WebmasterWorld Senior Member 10+ Year Member



incredibly large file sizes compared with gif or jpeg

erm.. I find a PNG is usually considerably smaller than the same pic as a GIF (which is also lossless by the way).

Fancy a test? Sticky me the address of an optimised GIF and I'll do it as a PNG and see what file size I get. :)

Farix

11:12 pm on Mar 10, 2004 (gmt 0)

10+ Year Member



I think that the main reason against use of png will always be its incredibly large file sizes compared with gif or jpeg

If you are comparing PNG-24 with GIF then, you are correct most of the time. But when you compare PNG-8 to GIF, over 90% of the time it is the PNG file that is smaller.

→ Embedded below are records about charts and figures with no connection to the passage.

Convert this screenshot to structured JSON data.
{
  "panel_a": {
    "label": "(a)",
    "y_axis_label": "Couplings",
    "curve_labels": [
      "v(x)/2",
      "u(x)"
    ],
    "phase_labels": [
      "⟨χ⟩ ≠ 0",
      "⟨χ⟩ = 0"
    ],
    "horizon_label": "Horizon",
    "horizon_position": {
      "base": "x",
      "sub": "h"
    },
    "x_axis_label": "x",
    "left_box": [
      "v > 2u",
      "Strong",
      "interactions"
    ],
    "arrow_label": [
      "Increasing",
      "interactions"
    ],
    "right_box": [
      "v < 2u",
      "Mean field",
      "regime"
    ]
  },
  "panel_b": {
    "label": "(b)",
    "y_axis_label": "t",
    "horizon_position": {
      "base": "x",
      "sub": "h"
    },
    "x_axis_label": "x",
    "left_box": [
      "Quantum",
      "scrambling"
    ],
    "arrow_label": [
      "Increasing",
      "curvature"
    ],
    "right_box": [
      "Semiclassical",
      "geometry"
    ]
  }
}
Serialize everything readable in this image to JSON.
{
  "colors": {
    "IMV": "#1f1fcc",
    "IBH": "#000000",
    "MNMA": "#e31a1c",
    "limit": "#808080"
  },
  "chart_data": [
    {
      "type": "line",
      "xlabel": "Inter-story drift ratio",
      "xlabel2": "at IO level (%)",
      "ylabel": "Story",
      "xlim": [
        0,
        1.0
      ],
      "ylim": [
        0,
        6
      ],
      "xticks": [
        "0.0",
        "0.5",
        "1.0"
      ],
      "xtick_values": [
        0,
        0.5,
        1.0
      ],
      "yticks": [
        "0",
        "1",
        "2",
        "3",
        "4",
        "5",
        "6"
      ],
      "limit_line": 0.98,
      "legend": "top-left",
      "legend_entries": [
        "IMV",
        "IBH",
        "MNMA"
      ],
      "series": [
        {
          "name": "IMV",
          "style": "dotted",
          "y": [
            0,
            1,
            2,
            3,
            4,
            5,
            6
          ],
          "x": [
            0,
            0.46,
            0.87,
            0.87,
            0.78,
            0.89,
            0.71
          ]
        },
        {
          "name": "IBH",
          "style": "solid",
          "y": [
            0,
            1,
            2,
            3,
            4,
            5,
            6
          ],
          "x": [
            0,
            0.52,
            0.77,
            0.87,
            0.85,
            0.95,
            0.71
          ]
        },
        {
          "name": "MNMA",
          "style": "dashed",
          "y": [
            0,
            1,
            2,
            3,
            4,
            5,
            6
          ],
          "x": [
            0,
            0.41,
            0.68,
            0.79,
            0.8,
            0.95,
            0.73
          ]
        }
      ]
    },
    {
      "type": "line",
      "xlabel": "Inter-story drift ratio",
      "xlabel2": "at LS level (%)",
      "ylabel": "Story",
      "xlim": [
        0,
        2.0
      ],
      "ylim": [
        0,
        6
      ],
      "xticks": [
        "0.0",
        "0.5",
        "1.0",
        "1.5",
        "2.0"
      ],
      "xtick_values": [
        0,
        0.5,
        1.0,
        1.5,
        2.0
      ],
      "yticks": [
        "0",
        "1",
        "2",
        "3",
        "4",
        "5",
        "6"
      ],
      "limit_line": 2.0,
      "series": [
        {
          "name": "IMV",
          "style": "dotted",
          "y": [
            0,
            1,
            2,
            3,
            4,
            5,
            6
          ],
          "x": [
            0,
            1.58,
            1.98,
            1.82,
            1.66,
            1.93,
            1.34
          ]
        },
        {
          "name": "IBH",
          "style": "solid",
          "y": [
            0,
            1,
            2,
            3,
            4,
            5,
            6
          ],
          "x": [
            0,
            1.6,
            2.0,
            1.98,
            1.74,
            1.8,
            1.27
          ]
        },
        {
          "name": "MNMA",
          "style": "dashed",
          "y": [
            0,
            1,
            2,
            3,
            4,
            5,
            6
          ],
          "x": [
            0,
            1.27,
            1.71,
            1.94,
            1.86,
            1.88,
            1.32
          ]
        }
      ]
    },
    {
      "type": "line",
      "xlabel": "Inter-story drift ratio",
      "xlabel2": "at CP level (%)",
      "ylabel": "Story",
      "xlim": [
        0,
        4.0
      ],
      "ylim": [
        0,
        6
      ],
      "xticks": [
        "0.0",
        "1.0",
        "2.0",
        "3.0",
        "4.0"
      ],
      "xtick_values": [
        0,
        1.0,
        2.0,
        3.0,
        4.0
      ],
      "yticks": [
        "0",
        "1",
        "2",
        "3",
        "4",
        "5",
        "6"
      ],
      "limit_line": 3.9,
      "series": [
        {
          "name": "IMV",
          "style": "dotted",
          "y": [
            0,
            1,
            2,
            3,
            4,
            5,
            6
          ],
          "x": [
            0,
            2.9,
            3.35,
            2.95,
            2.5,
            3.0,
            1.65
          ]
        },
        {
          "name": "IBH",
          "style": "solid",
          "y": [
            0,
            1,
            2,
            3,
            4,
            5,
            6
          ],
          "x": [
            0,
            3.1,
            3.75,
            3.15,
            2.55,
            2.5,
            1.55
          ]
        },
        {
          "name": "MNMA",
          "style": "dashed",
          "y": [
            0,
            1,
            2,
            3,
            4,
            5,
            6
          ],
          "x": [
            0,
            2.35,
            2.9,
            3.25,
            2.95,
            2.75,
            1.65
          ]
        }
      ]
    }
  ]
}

There are few excuses to use PNG-8 over GIF today. All browsers, including IE, supports PNG-8. The only advantages GIF has over PNG-8 are with animation and extremely small and simple images--no more then a few pixels at a color depth of 3-bits or less.

Jared_NZ

2:44 am on Mar 15, 2004 (gmt 0)

10+ Year Member



I wouldn't say 90% of the time PNG is smaller, more likely for me 30% of the time it is.

Works great with text'd images, but it always depending on what you're designing. Which would never be the same as we all design something different and trying compare something that is different all the time is pointless. As it will always be different.

grahamstewart

8:31 am on Mar 15, 2004 (gmt 0)

WebmasterWorld Senior Member 10+ Year Member



"PNG also compresses better than GIF in almost every case (5% to 25% in typical cases)."
- [w3.org...]

The problem is that many people use Photoshop and the PNG output from that isn't very optimal. Have a look for 'pngcrush' (or pnggauntlet if you prefer gui tools) a useful addition to the toolkit.

Farix

3:15 am on Mar 16, 2004 (gmt 0)

10+ Year Member



I wouldn't say 90% of the time PNG is smaller, more likely for me 30% of the time it is.

I've done plenty of GIF to PNG-8 conventions along with a small handful I've created on my own. Out of the the hundereds of images I've worked with, I've only encountered roughly four cases were the GIF was smaller then the PNG. So my 90% is being very generous toward GIF.